Red Madness by Gail Jarrow. We only booktalked this to 5th grade classes, as it’s a little more middle school than younger elementary, but most of those asked about it. There’s so much gross stuff in here to share in a booktalk–talking about “filth parties” and doctors eating pills made of feces and human skin made everyone make the most amazing faces.
Tastes Like Music by Maria Birmingham. Books like this, about quirks of the human brain, are fun to share. There’s lots of interesting information in them, and the kids seemed genuinely fascinated by it all.
The Crossover by Kwame Alexander. Another book that was asked about a lot. I would usually read a poem from it to demonstrate the style. A great story–I love that you can emphasize that this is great if you love sports books, and also good if those aren’t your thing. Just such a great book.

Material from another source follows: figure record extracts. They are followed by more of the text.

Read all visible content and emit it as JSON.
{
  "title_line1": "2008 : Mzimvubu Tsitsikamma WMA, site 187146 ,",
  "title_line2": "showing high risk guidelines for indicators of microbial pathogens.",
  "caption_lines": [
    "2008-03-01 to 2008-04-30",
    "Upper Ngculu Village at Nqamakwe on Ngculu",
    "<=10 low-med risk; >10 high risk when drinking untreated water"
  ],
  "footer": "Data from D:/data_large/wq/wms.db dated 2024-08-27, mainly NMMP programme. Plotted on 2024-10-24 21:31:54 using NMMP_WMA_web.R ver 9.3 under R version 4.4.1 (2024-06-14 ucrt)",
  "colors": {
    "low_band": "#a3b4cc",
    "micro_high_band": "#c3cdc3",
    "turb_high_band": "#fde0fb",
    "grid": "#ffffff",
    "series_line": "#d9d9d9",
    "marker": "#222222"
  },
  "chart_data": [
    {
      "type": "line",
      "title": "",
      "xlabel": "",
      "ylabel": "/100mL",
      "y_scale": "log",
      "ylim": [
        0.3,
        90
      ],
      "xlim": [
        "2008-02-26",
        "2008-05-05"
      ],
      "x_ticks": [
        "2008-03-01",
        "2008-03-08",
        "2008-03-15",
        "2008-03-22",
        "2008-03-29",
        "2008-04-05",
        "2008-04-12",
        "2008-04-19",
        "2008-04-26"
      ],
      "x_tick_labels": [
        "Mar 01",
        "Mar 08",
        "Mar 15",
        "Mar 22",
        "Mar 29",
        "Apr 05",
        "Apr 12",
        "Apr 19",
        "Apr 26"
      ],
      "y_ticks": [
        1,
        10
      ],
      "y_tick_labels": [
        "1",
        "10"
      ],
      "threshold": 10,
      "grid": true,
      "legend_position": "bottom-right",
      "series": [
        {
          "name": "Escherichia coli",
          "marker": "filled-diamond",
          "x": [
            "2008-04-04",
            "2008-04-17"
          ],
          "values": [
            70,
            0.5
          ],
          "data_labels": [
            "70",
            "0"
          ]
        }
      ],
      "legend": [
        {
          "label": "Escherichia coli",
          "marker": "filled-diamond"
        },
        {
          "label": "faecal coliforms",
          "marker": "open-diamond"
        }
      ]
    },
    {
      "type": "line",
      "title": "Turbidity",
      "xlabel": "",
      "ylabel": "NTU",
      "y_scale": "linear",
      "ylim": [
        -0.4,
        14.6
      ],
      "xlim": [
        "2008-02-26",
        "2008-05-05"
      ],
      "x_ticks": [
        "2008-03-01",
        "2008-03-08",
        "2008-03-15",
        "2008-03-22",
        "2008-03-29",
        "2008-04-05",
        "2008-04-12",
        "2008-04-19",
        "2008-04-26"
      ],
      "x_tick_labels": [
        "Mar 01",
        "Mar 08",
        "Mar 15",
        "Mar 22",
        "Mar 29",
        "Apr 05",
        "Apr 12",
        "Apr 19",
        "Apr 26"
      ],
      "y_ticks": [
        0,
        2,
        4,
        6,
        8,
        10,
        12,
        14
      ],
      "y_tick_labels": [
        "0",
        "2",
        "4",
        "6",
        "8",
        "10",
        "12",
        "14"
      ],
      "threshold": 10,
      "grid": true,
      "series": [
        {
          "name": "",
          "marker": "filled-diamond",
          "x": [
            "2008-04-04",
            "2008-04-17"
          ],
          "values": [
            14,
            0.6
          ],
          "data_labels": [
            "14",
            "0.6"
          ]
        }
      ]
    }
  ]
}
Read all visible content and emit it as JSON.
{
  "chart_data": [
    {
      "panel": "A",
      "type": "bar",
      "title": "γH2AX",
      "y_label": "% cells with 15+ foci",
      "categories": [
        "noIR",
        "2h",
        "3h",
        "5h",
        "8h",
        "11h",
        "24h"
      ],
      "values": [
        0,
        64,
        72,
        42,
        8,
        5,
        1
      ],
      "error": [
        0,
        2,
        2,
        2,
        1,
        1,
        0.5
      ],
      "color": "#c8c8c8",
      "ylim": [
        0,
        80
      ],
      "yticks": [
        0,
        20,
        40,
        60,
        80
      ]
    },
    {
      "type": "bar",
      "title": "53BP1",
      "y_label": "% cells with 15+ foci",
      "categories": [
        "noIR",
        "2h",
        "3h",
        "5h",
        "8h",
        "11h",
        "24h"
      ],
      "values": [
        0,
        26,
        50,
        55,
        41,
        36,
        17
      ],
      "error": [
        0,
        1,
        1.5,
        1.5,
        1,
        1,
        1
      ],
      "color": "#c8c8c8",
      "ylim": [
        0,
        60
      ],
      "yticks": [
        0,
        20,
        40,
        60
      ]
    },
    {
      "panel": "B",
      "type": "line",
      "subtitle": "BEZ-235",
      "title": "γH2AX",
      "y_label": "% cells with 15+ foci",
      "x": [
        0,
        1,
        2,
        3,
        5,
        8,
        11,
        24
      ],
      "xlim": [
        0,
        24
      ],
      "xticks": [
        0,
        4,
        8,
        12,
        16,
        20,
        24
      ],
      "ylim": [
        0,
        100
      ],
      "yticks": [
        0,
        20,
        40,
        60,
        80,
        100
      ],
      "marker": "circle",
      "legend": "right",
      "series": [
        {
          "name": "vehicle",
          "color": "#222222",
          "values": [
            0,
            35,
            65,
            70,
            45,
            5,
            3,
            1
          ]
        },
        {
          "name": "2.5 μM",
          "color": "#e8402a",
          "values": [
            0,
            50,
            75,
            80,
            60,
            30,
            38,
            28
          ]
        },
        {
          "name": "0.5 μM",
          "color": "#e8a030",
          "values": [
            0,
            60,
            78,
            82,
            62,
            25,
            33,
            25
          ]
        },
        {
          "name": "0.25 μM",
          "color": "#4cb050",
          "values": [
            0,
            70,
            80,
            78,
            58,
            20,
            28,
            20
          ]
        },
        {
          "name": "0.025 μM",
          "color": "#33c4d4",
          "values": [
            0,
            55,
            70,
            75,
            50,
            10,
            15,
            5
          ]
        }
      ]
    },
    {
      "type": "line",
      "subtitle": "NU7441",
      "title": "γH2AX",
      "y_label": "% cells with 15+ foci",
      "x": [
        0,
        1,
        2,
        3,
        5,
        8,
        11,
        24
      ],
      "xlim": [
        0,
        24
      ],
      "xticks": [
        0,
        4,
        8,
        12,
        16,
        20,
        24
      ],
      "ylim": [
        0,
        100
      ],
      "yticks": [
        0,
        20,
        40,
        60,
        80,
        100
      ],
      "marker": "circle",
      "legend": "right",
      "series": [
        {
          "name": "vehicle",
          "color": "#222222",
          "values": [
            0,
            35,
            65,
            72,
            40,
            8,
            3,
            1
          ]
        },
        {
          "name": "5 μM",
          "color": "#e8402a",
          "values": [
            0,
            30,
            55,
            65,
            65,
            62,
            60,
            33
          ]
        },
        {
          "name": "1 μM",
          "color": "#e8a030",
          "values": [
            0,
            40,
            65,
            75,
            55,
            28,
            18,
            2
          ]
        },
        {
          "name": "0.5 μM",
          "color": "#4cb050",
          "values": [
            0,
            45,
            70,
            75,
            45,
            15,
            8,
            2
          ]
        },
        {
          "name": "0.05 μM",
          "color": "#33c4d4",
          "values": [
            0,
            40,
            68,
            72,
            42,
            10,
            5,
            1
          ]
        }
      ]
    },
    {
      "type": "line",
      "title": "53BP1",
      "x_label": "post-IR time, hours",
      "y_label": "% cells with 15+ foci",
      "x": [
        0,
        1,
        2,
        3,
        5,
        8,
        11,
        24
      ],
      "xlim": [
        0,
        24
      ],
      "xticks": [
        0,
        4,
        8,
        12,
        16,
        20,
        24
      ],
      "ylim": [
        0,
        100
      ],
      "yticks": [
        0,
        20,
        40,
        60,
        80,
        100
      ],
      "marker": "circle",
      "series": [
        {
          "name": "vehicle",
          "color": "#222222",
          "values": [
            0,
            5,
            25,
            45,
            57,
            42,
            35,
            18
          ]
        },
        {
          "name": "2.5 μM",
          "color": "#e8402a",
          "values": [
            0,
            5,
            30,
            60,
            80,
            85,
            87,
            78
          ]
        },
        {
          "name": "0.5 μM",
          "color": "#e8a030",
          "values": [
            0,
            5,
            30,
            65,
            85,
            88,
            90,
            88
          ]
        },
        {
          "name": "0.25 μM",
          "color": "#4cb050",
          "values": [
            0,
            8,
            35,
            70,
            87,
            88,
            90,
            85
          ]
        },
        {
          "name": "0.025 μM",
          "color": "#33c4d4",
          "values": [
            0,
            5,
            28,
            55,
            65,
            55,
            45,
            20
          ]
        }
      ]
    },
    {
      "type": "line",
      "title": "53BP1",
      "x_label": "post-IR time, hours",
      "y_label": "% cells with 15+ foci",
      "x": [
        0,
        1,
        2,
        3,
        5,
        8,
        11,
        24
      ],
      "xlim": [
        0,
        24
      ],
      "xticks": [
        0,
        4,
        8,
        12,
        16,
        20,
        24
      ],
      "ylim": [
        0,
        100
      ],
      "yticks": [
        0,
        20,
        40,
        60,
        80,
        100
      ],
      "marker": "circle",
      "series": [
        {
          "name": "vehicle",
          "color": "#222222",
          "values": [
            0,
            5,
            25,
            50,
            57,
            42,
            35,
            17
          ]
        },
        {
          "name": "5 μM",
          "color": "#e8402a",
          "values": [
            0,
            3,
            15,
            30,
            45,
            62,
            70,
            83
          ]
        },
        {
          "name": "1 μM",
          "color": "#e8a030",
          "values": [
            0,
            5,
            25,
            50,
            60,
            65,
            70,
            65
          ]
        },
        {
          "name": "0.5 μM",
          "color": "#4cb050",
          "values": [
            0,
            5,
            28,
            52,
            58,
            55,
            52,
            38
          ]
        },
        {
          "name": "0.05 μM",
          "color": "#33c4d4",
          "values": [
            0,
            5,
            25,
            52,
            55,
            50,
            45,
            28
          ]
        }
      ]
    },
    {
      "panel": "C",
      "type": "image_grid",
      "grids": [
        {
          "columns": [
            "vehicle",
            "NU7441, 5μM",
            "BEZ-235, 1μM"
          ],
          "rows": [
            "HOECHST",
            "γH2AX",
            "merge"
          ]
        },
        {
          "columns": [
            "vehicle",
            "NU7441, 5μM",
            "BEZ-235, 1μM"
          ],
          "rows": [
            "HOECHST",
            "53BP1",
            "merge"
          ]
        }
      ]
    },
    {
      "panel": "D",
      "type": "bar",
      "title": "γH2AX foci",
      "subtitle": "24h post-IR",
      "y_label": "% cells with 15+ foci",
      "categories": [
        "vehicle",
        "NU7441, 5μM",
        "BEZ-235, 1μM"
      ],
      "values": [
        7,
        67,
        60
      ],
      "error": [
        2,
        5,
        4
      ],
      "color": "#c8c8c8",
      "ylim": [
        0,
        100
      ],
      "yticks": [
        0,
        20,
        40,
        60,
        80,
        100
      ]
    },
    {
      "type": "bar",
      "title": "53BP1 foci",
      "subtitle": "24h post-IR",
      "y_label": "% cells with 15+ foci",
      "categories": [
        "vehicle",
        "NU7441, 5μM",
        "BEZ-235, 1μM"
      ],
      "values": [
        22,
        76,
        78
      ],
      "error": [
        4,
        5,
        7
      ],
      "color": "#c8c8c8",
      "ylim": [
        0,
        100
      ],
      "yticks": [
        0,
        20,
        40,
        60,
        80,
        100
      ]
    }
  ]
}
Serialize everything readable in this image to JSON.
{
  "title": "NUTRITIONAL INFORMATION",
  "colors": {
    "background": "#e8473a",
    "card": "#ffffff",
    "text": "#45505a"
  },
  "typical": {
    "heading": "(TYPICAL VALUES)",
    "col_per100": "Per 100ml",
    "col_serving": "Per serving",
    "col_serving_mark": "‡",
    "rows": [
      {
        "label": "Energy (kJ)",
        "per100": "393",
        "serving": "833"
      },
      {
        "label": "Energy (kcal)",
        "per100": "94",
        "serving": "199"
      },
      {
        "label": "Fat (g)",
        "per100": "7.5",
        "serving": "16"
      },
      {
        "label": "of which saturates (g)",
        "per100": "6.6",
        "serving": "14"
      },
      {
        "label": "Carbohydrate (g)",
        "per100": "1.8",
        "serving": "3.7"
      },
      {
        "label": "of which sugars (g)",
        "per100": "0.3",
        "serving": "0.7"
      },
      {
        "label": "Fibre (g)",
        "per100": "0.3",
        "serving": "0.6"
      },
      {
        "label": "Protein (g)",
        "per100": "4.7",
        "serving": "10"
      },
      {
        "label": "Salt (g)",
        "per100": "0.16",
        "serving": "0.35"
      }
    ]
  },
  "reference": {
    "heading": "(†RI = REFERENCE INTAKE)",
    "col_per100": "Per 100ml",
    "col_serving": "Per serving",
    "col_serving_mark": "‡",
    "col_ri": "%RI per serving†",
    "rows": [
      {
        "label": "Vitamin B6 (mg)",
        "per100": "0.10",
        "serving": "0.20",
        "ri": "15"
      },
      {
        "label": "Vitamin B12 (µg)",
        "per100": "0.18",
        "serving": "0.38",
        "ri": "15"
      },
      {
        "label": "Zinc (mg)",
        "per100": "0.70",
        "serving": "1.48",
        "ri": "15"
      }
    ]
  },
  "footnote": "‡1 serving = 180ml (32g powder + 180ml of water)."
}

Ken Jennings’ Junior Genius Guides: U.S. Presidents by Ken Jennings. A lot of kids were interested in this fun compendium of facts. Always great to share with kids that there’s a whole series, so if they like this one, there are others for them to read!
Ship of Dolls by Shirley Parenteau. I was surprised by how much this was asked about. Historical fiction is a bit of a tough sell in my library. But the title and cover were compelling and it was asked about quite a bit. I’ve also had a few kids come into the library and put it on hold since the summer began.
Roller Girl by Victoria Jamieson. This wasn’t asked about as much as I was expecting. Maybe everyone’s read it already? (Because it circs like crazy in our library.) I thought the cover would be irresistible. But when kids did ask about it and I said that fans of Raina Telgemeier’s Smile would probably like this, there was palpable excitement in the room. I expect this will continue to be popular in our library!
Ick! Yuck! Eew! Our Gross American History by Lois Huey. When my coworker booktalked this, she went to the chapter on dental hygiene and showed them some pictures of what teeth probably looked like before there was reliable dental care. Kids were HORRIFIED (can you tell my coworker and I like the gross-out stuff?). The kids seemed really interested by the premise of this.
W.A.R.P. The Reluctant Assassin by Eoin Colfer. Another one we only booktalked to 5th graders, but they seemed really interested in it.
Wait Till Helen Comes by Mary Downing Hahn. This is obviously an oldie, and the cover on our library’s copy is pretty dated, but I recently read it for the first time and I was surprised at how truly scary it was. And, with the exception of a mention of listening to a Walkman, it wasn’t all that dated. And despite the cover, this was asked about quite a bit and I think budding horror fans will be checking it out.
Why’d They Wear That? by Sarah Albee. There was a decent amount of interest in this. Explaining how leather was made (using dog poop!) produced a lot of gross out moments. One kid came up to me after and asked, “Leather still isn’t made that way, right?” It’s fun to bring nonfiction to school visits–people don’t always think to look there for a good story, so it was great to share some example of interesting nonfiction kids might want to read over the summer.
Liar & Spy by Rebecca Stead. I love Stead (and can’t wait for Goodbye Stranger to come out), and was happy that this book was asked about a lot!
We actually brought a few more books that weren’t asked about at all, and we both realized that we maybe brought a few too many books this year. But overall, booktalking and summer reading promotion was a success! We’re a week into summer reading and have over 1000 kids signed up, which is great for us. I anticipate a busy, fun summer, full of helping kids find good books to read!